Хорошо. В каких именно выражениях клеветали на меня клеветники?
Следует привести их показание, как показание настоящих обвинителей: Сократ преступает закон, тщетно испытуя то, что под землёю, и то, что в небесах, выдавая ложь за правду и других научая тому же. Вот в каком роде это обвинение.
Вы и сами видели в комедии Аристофана [12], как какой-то Сократ болтается там в корзинке, говоря, что он гуляет по воздуху, и несёт ещё много разного вздору, в котором я ничего не смыслю. Говорю я это не в укор подобной науке и тому, что достиг мудрости в подобных вещах (недоставало, чтобы Мелет обвинил меня ещё и в этом!), а только ведь это, о мужи-афиняне, нисколько меня не касается. А в свидетели этого призываю большинство из вас самих и требую, чтобы это дело обсудили между собою все те, кто когда-либо меня слышал; ведь из вас много таких. Спросите же друг у друга, слышал ли кто из вас когда-либо, чтобы я хоть сколько-нибудь рассуждал о подобных вещах, и тогда вы узнаете, что настолько же справедливо и все остальное, что обо мне говорят.

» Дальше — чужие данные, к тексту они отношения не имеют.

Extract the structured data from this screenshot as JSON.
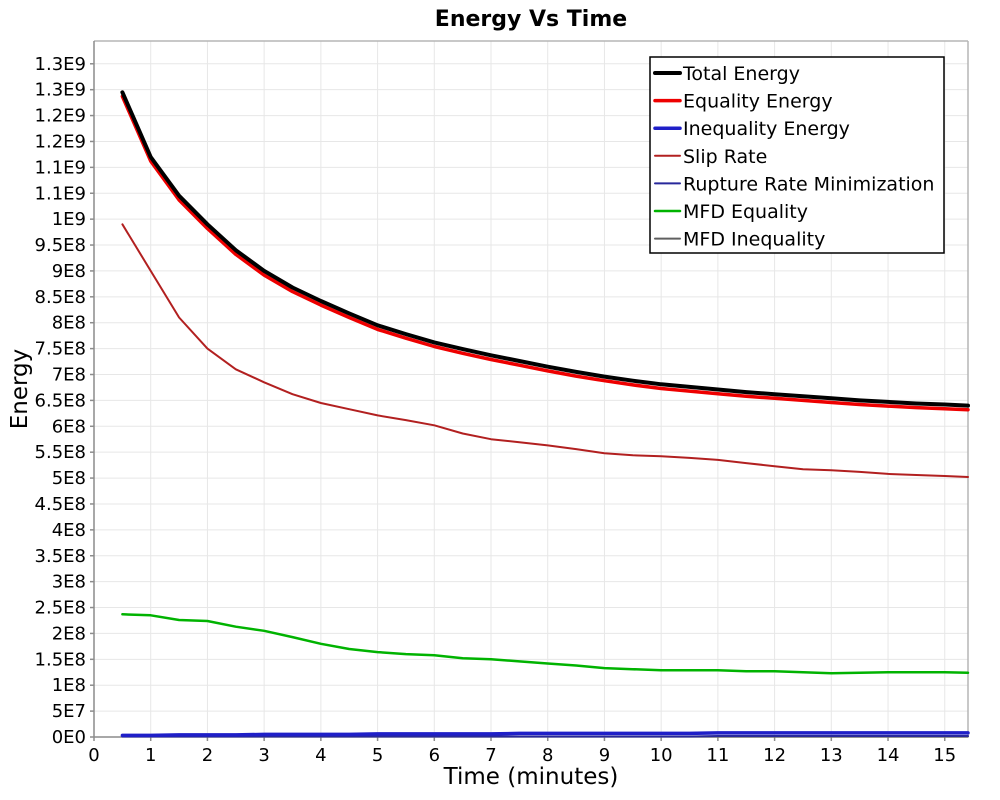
{
  "window": {
    "title": "Energy Vs Time"
  },
  "chart_data": {
    "type": "line",
    "title": "Energy Vs Time",
    "xlabel": "Time (minutes)",
    "ylabel": "Energy",
    "xlim": [
      0,
      15.41
    ],
    "ylim_e8": [
      0,
      13.44
    ],
    "value_scale": 100000000.0,
    "grid": true,
    "legend_position": "top-right",
    "colors": {
      "grid": "#e7e7e7",
      "border_light": "#b5b5b5",
      "axis_dark": "#8c8c8c",
      "legend_border": "#000000",
      "background": "#ffffff"
    },
    "x_ticks": [
      0,
      1,
      2,
      3,
      4,
      5,
      6,
      7,
      8,
      9,
      10,
      11,
      12,
      13,
      14,
      15
    ],
    "y_ticks": [
      {
        "v": 0,
        "label": "0E0"
      },
      {
        "v": 0.5,
        "label": "5E7"
      },
      {
        "v": 1,
        "label": "1E8"
      },
      {
        "v": 1.5,
        "label": "1.5E8"
      },
      {
        "v": 2,
        "label": "2E8"
      },
      {
        "v": 2.5,
        "label": "2.5E8"
      },
      {
        "v": 3,
        "label": "3E8"
      },
      {
        "v": 3.5,
        "label": "3.5E8"
      },
      {
        "v": 4,
        "label": "4E8"
      },
      {
        "v": 4.5,
        "label": "4.5E8"
      },
      {
        "v": 5,
        "label": "5E8"
      },
      {
        "v": 5.5,
        "label": "5.5E8"
      },
      {
        "v": 6,
        "label": "6E8"
      },
      {
        "v": 6.5,
        "label": "6.5E8"
      },
      {
        "v": 7,
        "label": "7E8"
      },
      {
        "v": 7.5,
        "label": "7.5E8"
      },
      {
        "v": 8,
        "label": "8E8"
      },
      {
        "v": 8.5,
        "label": "8.5E8"
      },
      {
        "v": 9,
        "label": "9E8"
      },
      {
        "v": 9.5,
        "label": "9.5E8"
      },
      {
        "v": 10,
        "label": "1E9"
      },
      {
        "v": 10.5,
        "label": "1.1E9"
      },
      {
        "v": 11,
        "label": "1.1E9"
      },
      {
        "v": 11.5,
        "label": "1.2E9"
      },
      {
        "v": 12,
        "label": "1.2E9"
      },
      {
        "v": 12.5,
        "label": "1.3E9"
      },
      {
        "v": 13,
        "label": "1.3E9"
      }
    ],
    "x": [
      0.5,
      1,
      1.5,
      2,
      2.5,
      3,
      3.5,
      4,
      4.5,
      5,
      5.5,
      6,
      6.5,
      7,
      7.5,
      8,
      8.5,
      9,
      9.5,
      10,
      10.5,
      11,
      11.5,
      12,
      12.5,
      13,
      13.5,
      14,
      14.5,
      15,
      15.41
    ],
    "series": [
      {
        "name": "MFD Inequality",
        "slug": "mfd-inequality",
        "color": "#606060",
        "width": 2,
        "values_e8": [
          0.004,
          0.004,
          0.004,
          0.004,
          0.004,
          0.004,
          0.004,
          0.004,
          0.004,
          0.004,
          0.004,
          0.004,
          0.004,
          0.004,
          0.004,
          0.004,
          0.004,
          0.004,
          0.004,
          0.004,
          0.004,
          0.004,
          0.004,
          0.004,
          0.004,
          0.004,
          0.004,
          0.004,
          0.004,
          0.004,
          0.004
        ]
      },
      {
        "name": "Rupture Rate Minimization",
        "slug": "rupture-rate-minimization",
        "color": "#28289b",
        "width": 2,
        "values_e8": [
          0.01,
          0.01,
          0.01,
          0.01,
          0.01,
          0.01,
          0.01,
          0.01,
          0.01,
          0.01,
          0.01,
          0.01,
          0.01,
          0.01,
          0.01,
          0.01,
          0.01,
          0.01,
          0.01,
          0.01,
          0.01,
          0.02,
          0.02,
          0.02,
          0.02,
          0.02,
          0.02,
          0.02,
          0.02,
          0.02,
          0.02
        ]
      },
      {
        "name": "Inequality Energy",
        "slug": "inequality-energy",
        "color": "#1f1fc8",
        "width": 3.5,
        "values_e8": [
          0.03,
          0.03,
          0.04,
          0.04,
          0.04,
          0.05,
          0.05,
          0.05,
          0.05,
          0.06,
          0.06,
          0.06,
          0.06,
          0.06,
          0.07,
          0.07,
          0.07,
          0.07,
          0.07,
          0.07,
          0.07,
          0.08,
          0.08,
          0.08,
          0.08,
          0.08,
          0.08,
          0.08,
          0.08,
          0.08,
          0.08
        ]
      },
      {
        "name": "MFD Equality",
        "slug": "mfd-equality",
        "color": "#00b300",
        "width": 2.5,
        "values_e8": [
          2.37,
          2.35,
          2.26,
          2.24,
          2.13,
          2.05,
          1.93,
          1.8,
          1.7,
          1.64,
          1.6,
          1.58,
          1.52,
          1.5,
          1.46,
          1.42,
          1.38,
          1.33,
          1.31,
          1.29,
          1.29,
          1.29,
          1.27,
          1.27,
          1.25,
          1.23,
          1.24,
          1.25,
          1.25,
          1.25,
          1.24
        ]
      },
      {
        "name": "Slip Rate",
        "slug": "slip-rate",
        "color": "#b22020",
        "width": 2,
        "values_e8": [
          9.9,
          9.0,
          8.1,
          7.5,
          7.1,
          6.85,
          6.62,
          6.45,
          6.33,
          6.21,
          6.12,
          6.02,
          5.86,
          5.75,
          5.69,
          5.63,
          5.56,
          5.48,
          5.44,
          5.42,
          5.39,
          5.35,
          5.29,
          5.23,
          5.17,
          5.15,
          5.12,
          5.08,
          5.06,
          5.04,
          5.02
        ]
      },
      {
        "name": "Equality Energy",
        "slug": "equality-energy",
        "color": "#ee0000",
        "width": 3.5,
        "values_e8": [
          12.37,
          11.12,
          10.37,
          9.82,
          9.32,
          8.92,
          8.6,
          8.34,
          8.1,
          7.87,
          7.7,
          7.54,
          7.41,
          7.29,
          7.18,
          7.07,
          6.97,
          6.88,
          6.8,
          6.73,
          6.68,
          6.63,
          6.58,
          6.54,
          6.5,
          6.46,
          6.42,
          6.39,
          6.36,
          6.34,
          6.32
        ]
      },
      {
        "name": "Total Energy",
        "slug": "total-energy",
        "color": "#000000",
        "width": 4,
        "values_e8": [
          12.45,
          11.2,
          10.45,
          9.9,
          9.4,
          9.0,
          8.68,
          8.42,
          8.18,
          7.95,
          7.78,
          7.62,
          7.49,
          7.37,
          7.26,
          7.15,
          7.05,
          6.96,
          6.88,
          6.81,
          6.76,
          6.71,
          6.66,
          6.62,
          6.58,
          6.54,
          6.5,
          6.47,
          6.44,
          6.42,
          6.4
        ]
      }
    ],
    "legend_order": [
      "Total Energy",
      "Equality Energy",
      "Inequality Energy",
      "Slip Rate",
      "Rupture Rate Minimization",
      "MFD Equality",
      "MFD Inequality"
    ]
  }
}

… что меня касается, то я и теперь, обходя разные места, выискиваю и допытываюсь по слову бога, не покажется ли мне кто-нибудь из граждан или чужеземцев мудрым, и, как только мне это не кажется, спешу поддержать бога и показываю этому человеку, что он не мудр. И благодаря этой работе не было у меня досуга сделать что-нибудь достойное упоминания ни для города, ни для домашнего дела, но через эту службу богу пребываю я в крайней бедности.
Кроме того, следующие за мною по собственному почину молодые люди, у которых всего больше досуга, сыновья самых богатых граждан, рады бывают послушать, как я испытываю людей, и часто подражают мне сами, принимаясь пытать других; ну и я полагаю, что они находят многое множество таких, которые думают, что они что-то знают, а на деле ничего не знают или знают одни пустяки. От этого те, кого они испытывают, сердятся не на самих себя, а на меня и говорят, что есть какой-то Сократ, негоднейший человек, который развращает молодых людей. А когда спросят их, что он делает и чему он учит, то они не знают, что сказать, но, чтобы скрыть своё затруднение, говорят то, что вообще принято говорить обо всех любителях мудрости: он-де занимается тем, что в небесах и под землёю, богов не признает, ложь выдаёт за истину. А сказать правду, думаю, им не очень-то хочется, потому что тогда оказалось бы, что они только делают вид, будто что-то знают, а на деле ничего не знают. Ну а так как они, думается мне, честолюбивы, могущественны и многочисленны и говорят обо мне согласно и убедительно, то и переполнили ваши уши, клевеща на меня издавна и громко. От этого обрушились на меня и Мелет, и Анит, и Ликон: Мелет, негодуя за поэтов, Анит - за ремесленников, а Ликон - за риторов. Так что я удивился бы, как говорил вначале, если бы оказался способным опровергнуть перед вами в столь малое время столь великую клевету. Вот вам, о мужи-афиняне, правда, как она есть, и говорю я вам без утайки, не умалчивая ни о важном, ни о пустяках.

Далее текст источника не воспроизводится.